Weigel, que se juntou ao corpo docente de Harvard em 2024, está ensinando “Mídia, Tecnologia e Mudança Social” e “Mídia Global” no Departamento de Literatura Comparada. Embora sua pesquisa atual se concentre em tecnologias orientadas por dados, como mídia social e plataformas de mercado, e novos desenvolvimentos em IA e tradução automática, ela continua fascinada por tendências em tecnologia e namoro.
Nesta conversa editada com o Gazette, Weigel discute como o namoro evoluiu ao longo dos anos e o surpreendente precedente histórico para namoradas chatbot. (Alerta de spoiler: a ansiedade em relacionamentos não é apenas uma luta moderna.)
------
Hoje em dia, muitos aplicativos de namoro ostentam algoritmos altamente personalizados, com o objetivo de estreitar os parâmetros de busca.
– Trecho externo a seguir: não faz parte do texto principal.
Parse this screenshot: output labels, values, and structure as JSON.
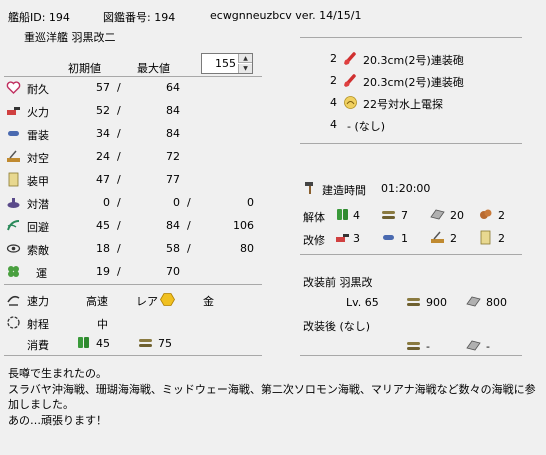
{
  "header": {
    "ship_id": "艦船ID:  194",
    "zukan": "図鑑番号:  194",
    "version": "ecwgnneuzbcv ver. 14/15/1",
    "ship_name": "重巡洋艦  羽黒改二"
  },
  "stats": {
    "col_initial": "初期値",
    "col_max": "最大値",
    "level": "155",
    "rows": [
      {
        "icon": "heart-icon",
        "label": "耐久",
        "a": "57",
        "s1": "/",
        "b": "64",
        "c": ""
      },
      {
        "icon": "firepower-icon",
        "label": "火力",
        "a": "52",
        "s1": "/",
        "b": "84",
        "c": ""
      },
      {
        "icon": "torpedo-icon",
        "label": "雷装",
        "a": "34",
        "s1": "/",
        "b": "84",
        "c": ""
      },
      {
        "icon": "antiair-icon",
        "label": "対空",
        "a": "24",
        "s1": "/",
        "b": "72",
        "c": ""
      },
      {
        "icon": "armor-icon",
        "label": "装甲",
        "a": "47",
        "s1": "/",
        "b": "77",
        "c": ""
      },
      {
        "icon": "asw-icon",
        "label": "対潜",
        "a": "0",
        "s1": "/",
        "b": "0",
        "c": "0"
      },
      {
        "icon": "evasion-icon",
        "label": "回避",
        "a": "45",
        "s1": "/",
        "b": "84",
        "c": "106"
      },
      {
        "icon": "los-icon",
        "label": "索敵",
        "a": "18",
        "s1": "/",
        "b": "58",
        "c": "80"
      },
      {
        "icon": "clover-icon",
        "label": "運",
        "a": "19",
        "s1": "/",
        "b": "70",
        "c": ""
      }
    ]
  },
  "misc": {
    "speed_label": "速力",
    "speed": "高速",
    "rarity_label": "レア",
    "rarity": "金",
    "range_label": "射程",
    "range": "中",
    "cost_label": "消費",
    "fuel": "45",
    "ammo": "75"
  },
  "equipment": [
    {
      "count": "2",
      "name": "20.3cm(2号)連装砲",
      "icon": "gun-icon"
    },
    {
      "count": "2",
      "name": "20.3cm(2号)連装砲",
      "icon": "gun-icon"
    },
    {
      "count": "4",
      "name": "22号対水上電探",
      "icon": "radar-icon"
    },
    {
      "count": "4",
      "name": "-  (なし)",
      "icon": ""
    }
  ],
  "build": {
    "label": "建造時間",
    "time": "01:20:00"
  },
  "dismantle": {
    "label": "解体",
    "fuel": "4",
    "ammo": "7",
    "steel": "20",
    "baux": "2"
  },
  "modern": {
    "label": "改修",
    "fire": "3",
    "torp": "1",
    "aa": "2",
    "armor": "2"
  },
  "remodel_before": {
    "label": "改装前  羽黒改",
    "level": "Lv. 65",
    "ammo": "900",
    "steel": "800"
  },
  "remodel_after": {
    "label": "改装後  (なし)",
    "ammo": "-",
    "steel": "-"
  },
  "description": "長噂で生まれたの。\nスラバヤ沖海戦、珊瑚海海戦、ミッドウェー海戦、第二次ソロモン海戦、マリアナ海戦など数々の海戦に参加しました。\nあの…頑張ります！",
  "colors": {
    "bg": "#f0f0f0",
    "divider": "#a8a8a8",
    "rarity_gold": "#f0c020"
  }
}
Quais são as implicações de um grau tão alto de personalização?
Há uma promessa que vem com esses aplicativos, particularmente porque sua base de usuários ficou maior e os algoritmos mais sofisticados e dinâmicos, de que eles vão tornar o namoro mais eficiente. Os aplicativos prometem fornecer uma seleção maior de possíveis parceiros do que, digamos, seu bar local, e classificá-los em resultados personalizados. A lógica técnica não é diferente daquela dos mercados online.
Mas os aplicativos de namoro não inventaram isso. Eu sempre gosto de me opor a pensar sobre essas questões de forma muito tecnodeterminística, como se a tecnologia sozinha fizesse a mudança cultural. Na minha pesquisa para "Labor of Love", eu olhei para videotecas de namoro dos anos 1980, onde as pessoas gravavam fitas VHS de si mesmas e as arquivavam em uma coleção onde os membros podiam pesquisar de acordo com diferentes características. As pessoas colocam anúncios pessoais em jornais há séculos. As primeiras versões do Match.com ou OKCupid usavam principalmente questionários elaborados de múltipla escolha para classificar as pessoas. Agora, a maioria dos aplicativos de namoro famosos usa formas dinâmicas de aprendizado de máquina para considerar diferentes pontos de dados e se adaptar com base no comportamento do usuário. Desejos por escala, eficiência e personalização são mais antigos que algoritmos.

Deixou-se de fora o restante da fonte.